We finally had a long-awaited conversation with Rumana Jaseel, a premium celebrity pastry chef. We asked her some crucial points for us to understand what is it like to be on the top and how to get there.
Right here, we have summarized our conversation with Rumana into valuable information and thought the process of a premium pastry chef. And the bonus part is – She has some expert tips for the spectrum of caking and baking.
Q. First up we asked her How did you first got started with baking/cake decorating?
I am baking since I was 13 since school times baking always used to fascinate me. I learned a bit of baking in school it all started back then when I decided to learn and practice more, explore more.
This was the time when she realized how much she adored the phenomena called baking, in an instance like this most of us fail to realize where our passion lies. Rumana had a different approach, she has a fairly satisfying reason to go for baking. We are witnessing how brilliant her vision has turned out.
Q. What are some things you do differently now than when you first started baking/cake decorating?
It was a good transition from baking for family and friends to an absolute and full-fledged profession, things were different when I used to do it at home, and now, being a professional pastry chef everything is simultaneous to perfection. I think that is how I do things differently now than when I started.
As time advances, a person seeks the ongoing and smooth path of self-development and we must say that Rumana did that with grace and she was always enjoying the journey with caring less about the destination.
Q. What has been your greatest challenge?
I have been running this establishment for 5 years, talking about the biggest challenge, well, it was this shift itself which turned out to be quite challenging for me. The shift from being a home baker into a commercial establishment this is the biggest challenge and this challenge requires patience and vision to overcome.
Rumana took up this profession because she was passionate about it since she was in school, baking for her family and friends gave her a fair chance to live her passion, and later, it opened doors for her to explore a broad dimension. After that, she shifted from home to a commercial space and that’s a challenge.
Q. What is the most rewarding part of baking/cake decorating?
The most rewarding part is self-satisfaction, that is the biggest reward for me when I am satisfied with my baking outcomes it drives me into a constant flight of motivation. The best part is when I see my clients cherishing the cakes, and I love to see smiles on their faces and that is what the most rewarding part of baking is according to me.
These are the words a professional would say, and Rumana believes that clients deserve the best she can offer, fame and attention come simultaneously when you are loyal to your passion and you are doing what the client exactly wants you to.
Q. What is your favorite baking/cake decorating tools?

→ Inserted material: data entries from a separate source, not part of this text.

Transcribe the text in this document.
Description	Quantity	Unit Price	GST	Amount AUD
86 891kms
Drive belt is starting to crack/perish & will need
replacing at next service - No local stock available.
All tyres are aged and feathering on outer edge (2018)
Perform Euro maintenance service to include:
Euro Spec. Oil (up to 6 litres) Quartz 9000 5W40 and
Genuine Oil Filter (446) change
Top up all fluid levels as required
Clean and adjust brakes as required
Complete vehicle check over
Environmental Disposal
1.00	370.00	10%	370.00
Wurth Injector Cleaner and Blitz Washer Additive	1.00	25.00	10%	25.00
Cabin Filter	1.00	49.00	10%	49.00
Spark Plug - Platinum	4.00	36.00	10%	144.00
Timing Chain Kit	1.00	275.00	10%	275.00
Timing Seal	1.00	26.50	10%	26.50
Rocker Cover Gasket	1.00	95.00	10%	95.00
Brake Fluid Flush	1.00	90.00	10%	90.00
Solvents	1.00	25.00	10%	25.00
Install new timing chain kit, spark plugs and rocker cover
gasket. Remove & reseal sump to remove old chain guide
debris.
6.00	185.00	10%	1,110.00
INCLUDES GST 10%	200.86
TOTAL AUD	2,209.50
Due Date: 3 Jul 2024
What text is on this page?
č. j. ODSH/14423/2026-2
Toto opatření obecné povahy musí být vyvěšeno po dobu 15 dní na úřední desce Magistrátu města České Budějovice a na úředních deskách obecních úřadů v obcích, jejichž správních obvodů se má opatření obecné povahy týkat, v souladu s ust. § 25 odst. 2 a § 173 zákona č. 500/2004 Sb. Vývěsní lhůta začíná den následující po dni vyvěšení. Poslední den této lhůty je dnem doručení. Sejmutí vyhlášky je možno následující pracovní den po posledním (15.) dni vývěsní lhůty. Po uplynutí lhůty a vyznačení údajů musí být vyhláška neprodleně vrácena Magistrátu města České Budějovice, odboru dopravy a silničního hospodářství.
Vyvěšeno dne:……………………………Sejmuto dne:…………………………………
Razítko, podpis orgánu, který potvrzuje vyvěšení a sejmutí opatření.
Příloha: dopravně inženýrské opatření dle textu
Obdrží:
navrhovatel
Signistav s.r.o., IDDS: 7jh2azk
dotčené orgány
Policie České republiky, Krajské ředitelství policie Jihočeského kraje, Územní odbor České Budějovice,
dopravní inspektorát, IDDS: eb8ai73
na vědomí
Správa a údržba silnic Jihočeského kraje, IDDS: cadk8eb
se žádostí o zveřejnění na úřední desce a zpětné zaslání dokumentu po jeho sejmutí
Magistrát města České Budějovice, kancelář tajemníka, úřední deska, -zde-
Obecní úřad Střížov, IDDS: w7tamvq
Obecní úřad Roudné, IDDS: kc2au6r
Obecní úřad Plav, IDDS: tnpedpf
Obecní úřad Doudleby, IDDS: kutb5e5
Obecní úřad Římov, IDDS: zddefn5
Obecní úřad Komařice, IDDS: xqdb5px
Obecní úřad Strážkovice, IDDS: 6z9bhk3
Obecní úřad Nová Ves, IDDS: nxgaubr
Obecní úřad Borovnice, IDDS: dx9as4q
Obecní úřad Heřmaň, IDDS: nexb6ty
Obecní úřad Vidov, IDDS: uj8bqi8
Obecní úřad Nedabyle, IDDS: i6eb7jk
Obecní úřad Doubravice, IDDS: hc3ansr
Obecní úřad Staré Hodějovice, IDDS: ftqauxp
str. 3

My most favorite tool? Well I’m absolutely in love chocolate scraper and palette knife and it these are my swords and arrows for the delicious war of desserts
Q. Which one of your cakes is your favorite?
There is not one favorite cake of mine but I love pastries and I can’t pick up one, pastries are my most favorite things to make and I can’t choose any particular among all of my creations.
Q. Could you give some tips to people who have just started decorating cakes or would love to start?
It is a concept of 3 P’s Time and time these three P’s have been my way of life and whoever asks me how to get into baking and how to stay into baking, or rather, how to become a perfectionist in baking, I explain this concept of 3 P’s
1st is a passion, it drives you to the place where you belong and where you deserve to be.
2nd is patience there will be a lot of let down moments but you should pick yourself up because this field requires a fair amount of patience.
3rd, 4th and 5th is practice practice practice this is a skill-oriented profession it requires ample of constant practice.
Q. What does the Bakers collective mean to you?
It is an appealing opportunity to learn new things in bakers’ collective, with a lot of experts would be coming in and sharing knowledge and spreading tips about quality baking. My objective is to share ideas on my part.
We acknowledge Rumana’s priceless achievements which prove how big of a pastry chef she is and how she got herself to a position where she is right now.
Some of her achievements are -:
- She is one among thousands of cake artists in India to be chosen as a finalist in the Wedding Cake Category, for the prestigious Cake Masters Awards held at Birmingham, the UK in 2015.
- Rumana was a runner up in the pastry queen contest.
- She has trained under many premium bakers and pastry chefs
- Rumana got featured in many magazines and her delightful cakes were on the cover pages of many international magazines.
We are delighted to acquire valuable pieces of advice from Rumana and we appreciate such an extraordinary talent. Way to go!